- 01
Define the workflow learning job
Treat “ai video change person” as a search job to investigate, not as proof that a SEELE feature exists. First turn the query into a repeatable sequence with explicit inputs, review points, and a reversible handoff. Write the intended audience, source owner, desired change, protected details, reviewer, and delivery condition before selecting any interface or model. That brief keeps the evaluation specific and makes an unsupported assumption visible early. For this decision, preserve the continuity note, and ask the factual editor to record temporal order before the source comparison.
- 02
Prepare inputs for general video generation
For this topic, assemble a bounded scene brief, authorized references, shot objective, continuity anchors, audio intent, and delivery constraints. Record where each source came from, who may use it, and what must remain unchanged. Use a small representative asset for the first pass, keep the original untouched, and define a fallback route so experimentation cannot silently become the production master. For this decision, preserve the input snapshot, and ask the factual editor to record failure conditions before the release review.
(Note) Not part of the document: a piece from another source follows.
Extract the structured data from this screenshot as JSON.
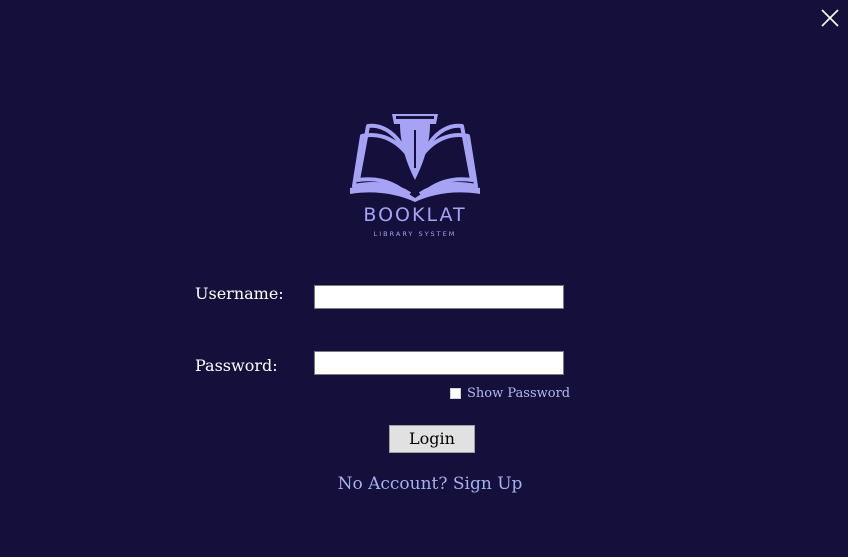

- Confirm ownership, consent, and allowed reuse At the next gate, preserve the failure note, and ask the channel editor to record control availability before the rights check.
- Preserve an untouched source and version history At the next gate, preserve the authorization record, and ask the rights reviewer to record failure conditions before the rights check.
- Name the reviewer and acceptance condition At the next gate, preserve the rights memo, and ask the identity reviewer to record temporal order before the rights check.
- 03
Test observable controls for ai video change person
A bounded evaluation should inspect subject action, composition, camera behavior, timing, continuity, revision behavior, and export readiness. Change one meaningful variable at a time and record the date, workspace, account context, input, setting, result, and failure. Topic selection can prioritize the question, but it does not establish availability, quality, speed, licensing, or a supported SEELE workflow. At the next gate, preserve the claim inventory, and ask the model evaluator to record format readiness before the rights check.
- 04
Review evidence, safety, and policy boundaries
This guide does not confirm that SEELE exposes a named generator, model, duration, audio mode, or export option. Use only authorized media, separate observed behavior from marketing language, and check current first-party documentation for any product-specific claim. For third-party products, competitors, plans, models, and platform rules, attach a verification date and primary source; an absent statement is an evidence gap rather than proof of a limitation. During review, preserve the decision history, and ask the workflow owner to record format readiness before the release review.
- 05
Approve a reversible production handoff
Before advancing “ai video change person”, test one representative shot, document visible controls and failures, then judge whether human revision remains practical. Document remaining manual work, unresolved evidence, destination requirements, and the person accepting the result. The handoff should preserve sources and test notes, allow correction, and avoid promises about output quality, turnaround, business performance, publishing, or access that the evidence does not support. For this decision, preserve the decision history, and ask the source custodian to record control availability before the dated decision.